Article by Dan Noble, Director of Design at HKS Inc.
Buildings today are conceived and constructed in much the same way as they were hundreds, if not thousands, of years ago. A design team envisions what can be and draws this up conferring with a builder on how to get it done, the builder sets out to build the design and confers with the design team about intent, there is much conflict and camaraderie and moments of exhaustion and exhilaration, and then one day the building is finished and put to use.
This could describe a process today or in the time of Queen Hatshepsut, perhaps the most prolific of all the Egyptian Pharaohs. It could describe how we designed and built Hagia Sophia in Constantinople in 525, Notre Dame Cathedral in Paris in 1250, The Empire State Building in 1930 or The Burj Khalifa in 2010. We’ve cleaned things up a bit, leveraged research findings, brought more people into the mix, utilized the power of technology and generally put a 21st century spin on things, but it could be argued that the basic relationships and processes have evolved at a snail’s pace over the last two or three thousand years.

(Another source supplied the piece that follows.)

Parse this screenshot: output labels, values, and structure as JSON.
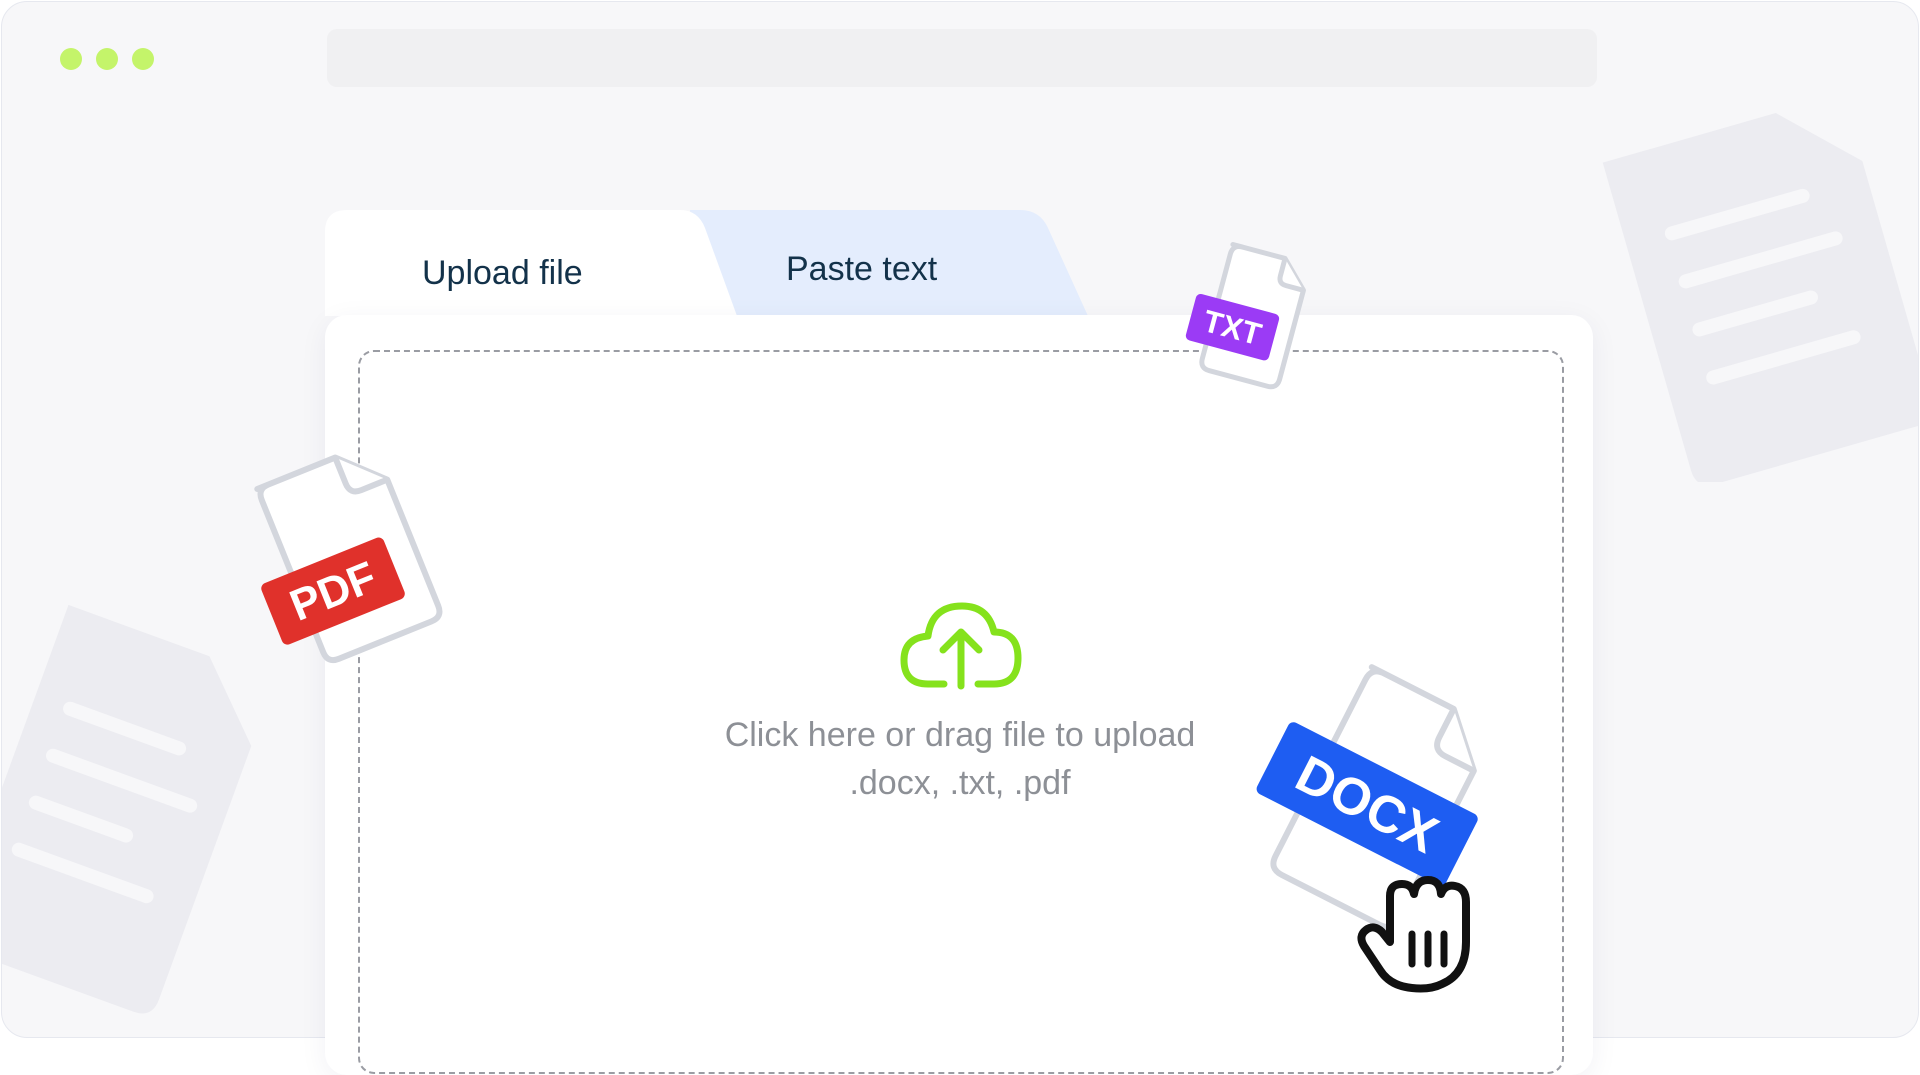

We believe we are on the cusp of a quantum leap in the design and construction industry; that the basic fundamental core relationships, the end product of design and the processes of imagining and building the places we inhabit are in the midst of a monumental sea change.

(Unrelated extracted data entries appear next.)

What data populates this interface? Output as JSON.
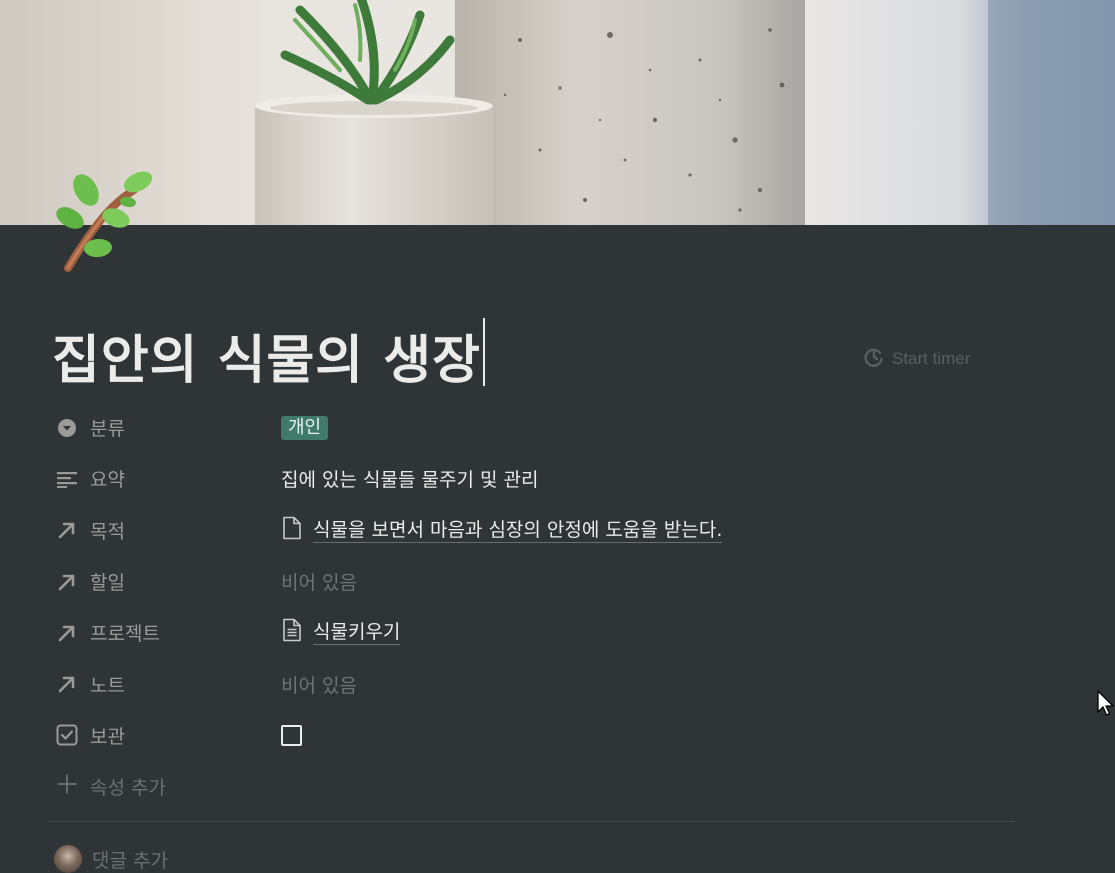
{
  "page": {
    "title": "집안의 식물의 생장",
    "icon": "herb-branch-icon",
    "start_timer_label": "Start timer"
  },
  "properties": [
    {
      "name": "분류",
      "icon": "select-icon",
      "type": "select",
      "value": "개인",
      "tag_color": "#3f7a6b"
    },
    {
      "name": "요약",
      "icon": "text-lines-icon",
      "type": "text",
      "value": "집에 있는 식물들 물주기 및 관리"
    },
    {
      "name": "목적",
      "icon": "relation-arrow-icon",
      "type": "relation",
      "value": "식물을 보면서 마음과 심장의 안정에 도움을 받는다.",
      "page_icon": "blank-page-icon"
    },
    {
      "name": "할일",
      "icon": "relation-arrow-icon",
      "type": "relation",
      "value": "비어 있음",
      "empty": true
    },
    {
      "name": "프로젝트",
      "icon": "relation-arrow-icon",
      "type": "relation",
      "value": "식물키우기",
      "page_icon": "text-page-icon"
    },
    {
      "name": "노트",
      "icon": "relation-arrow-icon",
      "type": "relation",
      "value": "비어 있음",
      "empty": true
    },
    {
      "name": "보관",
      "icon": "checkbox-icon",
      "type": "checkbox",
      "checked": false
    }
  ],
  "add_property_label": "속성 추가",
  "comment": {
    "placeholder": "댓글 추가"
  },
  "colors": {
    "background": "#2f3437",
    "text": "#ebebea",
    "muted": "#9b9a97",
    "tag": "#3f7a6b"
  }
}
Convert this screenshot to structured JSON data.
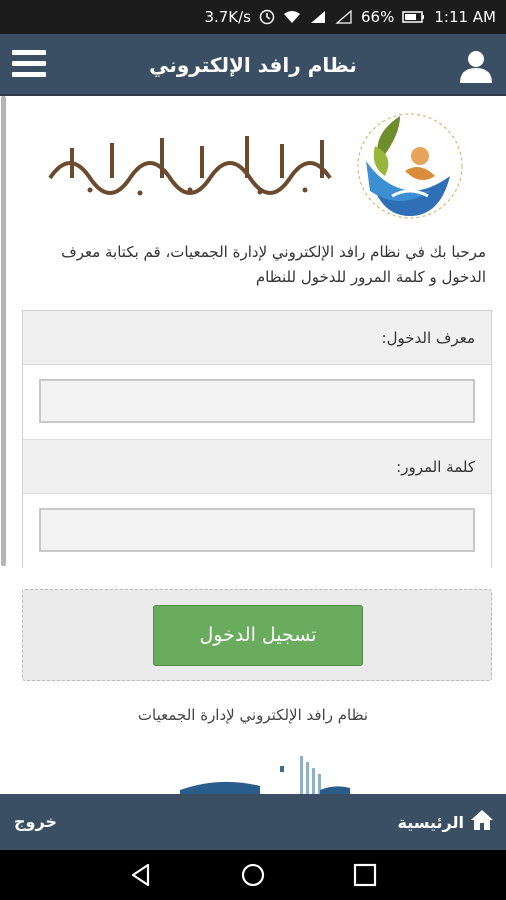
{
  "status_bar": {
    "speed": "3.7K/s",
    "battery": "66%",
    "time": "1:11 AM"
  },
  "app_bar": {
    "title": "نظام رافد الإلكتروني"
  },
  "logo": {
    "text": "جمعية البر والخدمات الاجتماعية بأملج"
  },
  "welcome": {
    "text": "مرحبا بك في نظام رافد الإلكتروني لإدارة الجمعيات، قم بكتابة معرف الدخول و كلمة المرور للدخول للنظام"
  },
  "form": {
    "username_label": "معرف الدخول:",
    "username_value": "",
    "password_label": "كلمة المرور:",
    "password_value": ""
  },
  "submit": {
    "label": "تسجيل الدخول"
  },
  "footer": {
    "text": "نظام رافد الإلكتروني لإدارة الجمعيات"
  },
  "bottom_bar": {
    "home_label": "الرئيسية",
    "logout_label": "خروج"
  },
  "colors": {
    "app_bar": "#3a4f63",
    "submit_button": "#6aac5e"
  }
}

If you can shape it, you can build it. Parametricism, the science of advanced computational design and digital animation in the creation of fluid forms, envisions a new aesthetic, claiming relevance on all scales from architecture and interior spatial design to large-scale urban design projects. Through the use of parametric design we can input prescribed variables that determine space efficiencies, overall sustainability attributes, building skin performance, and virtually anything you can measure. We can then develop a prototypical virtual model of the design and predict how a building will perform before it is erected.
Incorporating powerful software applications such as Grasshopper and Rhino, we can take these measured and prescribed building designs into a Revit model and collaborate with all the design consultants to eliminate conflicts between the various trades. Structural beams, ventilation ductwork, electrical raceways and cable tray conflicts will be identified and solved within the virtual building information model (BIM) before ground has been broken.

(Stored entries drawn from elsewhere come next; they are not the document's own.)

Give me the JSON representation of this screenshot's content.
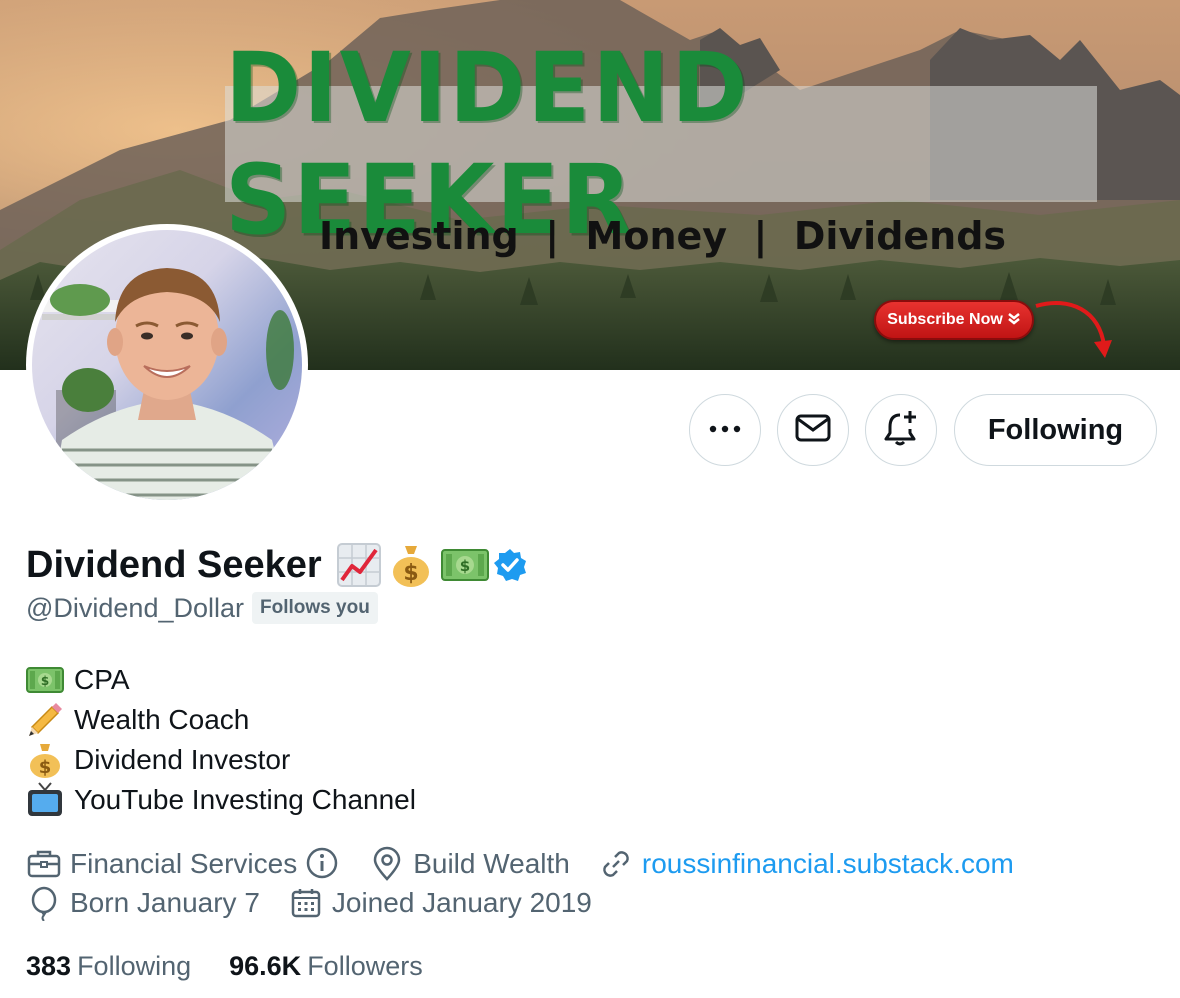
{
  "banner": {
    "title": "DIVIDEND SEEKER",
    "tagline": "Investing  |  Money  |  Dividends",
    "subscribe_label": "Subscribe Now"
  },
  "actions": {
    "more_icon": "more-horizontal-icon",
    "message_icon": "envelope-icon",
    "notify_icon": "bell-plus-icon",
    "following_label": "Following"
  },
  "profile": {
    "name": "Dividend Seeker",
    "name_emojis": [
      "chart-increasing-icon",
      "money-bag-icon",
      "dollar-banknote-icon"
    ],
    "verified_icon": "verified-badge-icon",
    "handle": "@Dividend_Dollar",
    "follows_you": "Follows you"
  },
  "bio": [
    {
      "icon": "dollar-banknote-icon",
      "text": "CPA"
    },
    {
      "icon": "pencil-icon",
      "text": "Wealth Coach"
    },
    {
      "icon": "money-bag-icon",
      "text": "Dividend Investor"
    },
    {
      "icon": "television-icon",
      "text": "YouTube Investing Channel"
    }
  ],
  "meta": {
    "category": "Financial Services",
    "location": "Build Wealth",
    "website": "roussinfinancial.substack.com",
    "birthday": "Born January 7",
    "joined": "Joined January 2019"
  },
  "stats": {
    "following_count": "383",
    "following_label": "Following",
    "followers_count": "96.6K",
    "followers_label": "Followers"
  },
  "colors": {
    "accent": "#1d9bf0",
    "banner_title": "#1a8b3a",
    "subscribe_red": "#d42020",
    "secondary_text": "#536471"
  }
}
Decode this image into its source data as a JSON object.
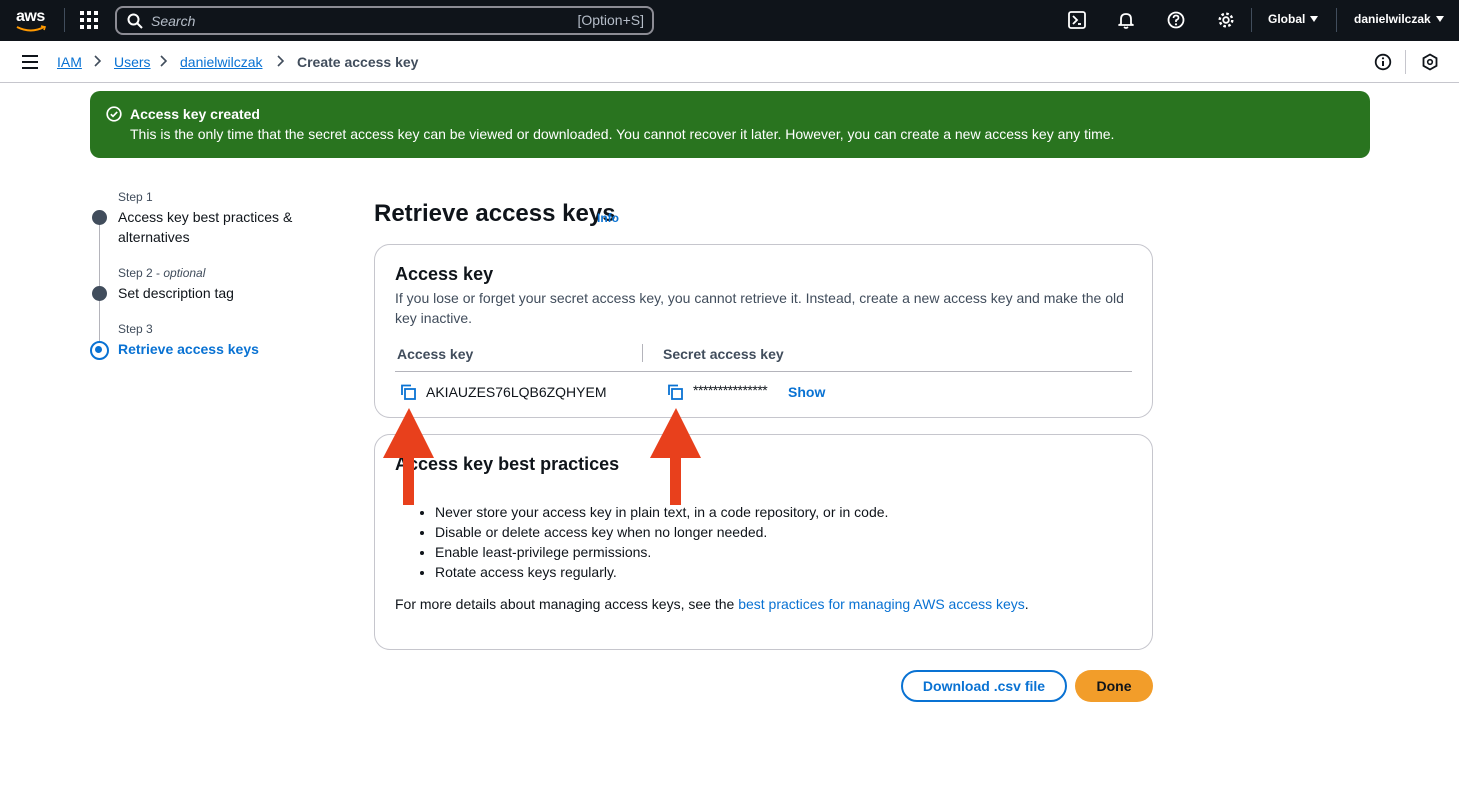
{
  "topnav": {
    "logo_text": "aws",
    "search_placeholder": "Search",
    "search_shortcut": "[Option+S]",
    "region": "Global",
    "user": "danielwilczak"
  },
  "breadcrumb": {
    "items": [
      "IAM",
      "Users",
      "danielwilczak",
      "Create access key"
    ]
  },
  "flash": {
    "title": "Access key created",
    "body": "This is the only time that the secret access key can be viewed or downloaded. You cannot recover it later. However, you can create a new access key any time.",
    "color": "#29741f"
  },
  "steps": [
    {
      "number": "Step 1",
      "optional": "",
      "label": "Access key best practices & alternatives",
      "state": "complete"
    },
    {
      "number": "Step 2 - ",
      "optional": "optional",
      "label": "Set description tag",
      "state": "complete"
    },
    {
      "number": "Step 3",
      "optional": "",
      "label": "Retrieve access keys",
      "state": "active"
    }
  ],
  "main": {
    "title": "Retrieve access keys",
    "info": "Info"
  },
  "access_key_card": {
    "title": "Access key",
    "description": "If you lose or forget your secret access key, you cannot retrieve it. Instead, create a new access key and make the old key inactive.",
    "col_access_key": "Access key",
    "col_secret_key": "Secret access key",
    "access_key_value": "AKIAUZES76LQB6ZQHYEM",
    "secret_key_masked": "***************",
    "show_label": "Show"
  },
  "best_practices_card": {
    "title": "Access key best practices",
    "items": [
      "Never store your access key in plain text, in a code repository, or in code.",
      "Disable or delete access key when no longer needed.",
      "Enable least-privilege permissions.",
      "Rotate access keys regularly."
    ],
    "more_prefix": "For more details about managing access keys, see the ",
    "more_link": "best practices for managing AWS access keys",
    "more_suffix": "."
  },
  "actions": {
    "download": "Download .csv file",
    "done": "Done"
  },
  "colors": {
    "accent": "#0972d3",
    "primary_button": "#f29d2a",
    "annotation_arrow": "#e8401c"
  }
}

Sun-shading devices can be designed to allow only reflected north light to enter into a building 365 days a year. Departments can be laid out to maximum efficiencies and most effective grossing factors. Precise material takeoffs can drastically reduce waste, fabrication models can be coordinated direct with the fabricator cutting out the need for time sapping shop drawings. The resultant model becomes a shared knowledge resource to support decision-making about a facility from the earliest conceptual decisions through design and construction, and throughout the building’s operational life.
BIM extends traditional two-dimensional drawing beyond 3-D, augmenting the three primary spatial dimensions (width, height and depth) with the fourth dimension – time and information – and adding the fifth dimension, cost. Therefore, BIM covers more than just geometry, but also spatial relationships and key information such as sustainability attributes, geographic information, and product information (manufacturers’ details or scheduled information).
Our work continues to rely more and more on collaborative lean processes utilizing integrative teams and IPD (Integrated Project Delivery). We are now working on projects through tri-party agreements where the architect, contractor and owner are contractually bound to one entity promoting teamwork and shared success fees in the form of distributed profits at the end of a project. This promotes the whole team to be responsible for design and methods of construction in an organic, integrated way and eliminates the opportunity for the ensuing finger-pointing.
Our staff freely collaborates with their peers across the world, in real time, on issues that percolate to the surface on a daily basis. We have in-house and public blogs to help disseminate information at an ever more rapid pace. We now have HKS Design Fellowships in several of our offices, developed to nurture the creative spirit and tap into potentially hidden talent. We have the DIG (Design Innovation Group) Boot Camp, where young designers meet to learn from each other on current and future thinking and best practices within our technology groups. We recently concluded HKS Design Green Week where leaders from across the planet converged in our Dallas office for an entire week to discuss sustainable strategies and current thinking in this important and emerging space.
So the times they are a changing … we are, right now, in the midst of a design and construction paradigm shift where the architect, contractor and owner all operate under one contract within an integrated team eliminating the adversarial and litigious relationship that has been an all-too-familiar trademark of the building process. Our buildings can be completely built, virtually in a model that predicts its performance, detects system clashes and nails the schedule and cost before a spade of dirt is moved. We have the ability to advance ideas within the construction industry itself through rapid prototyping, modular prefab design or having our digital designs move directly to the end manufacturers thereby eliminating the need for working drawings or shop drawings, saving time and eliminating waste. Totally LEAN! We are immersed in research and development initiatives that inform our designs and allow us to be partners with our clients in their business at hand. Our employees are learning from us, our colleagues and our competitors. We need to embrace technology and infuse our design process with all the fury this information age has to offer in order to fully realize the immense gravity of this ensuing sea-change. This is not your father’s design industry or his great, great, great, great-grandfather’s.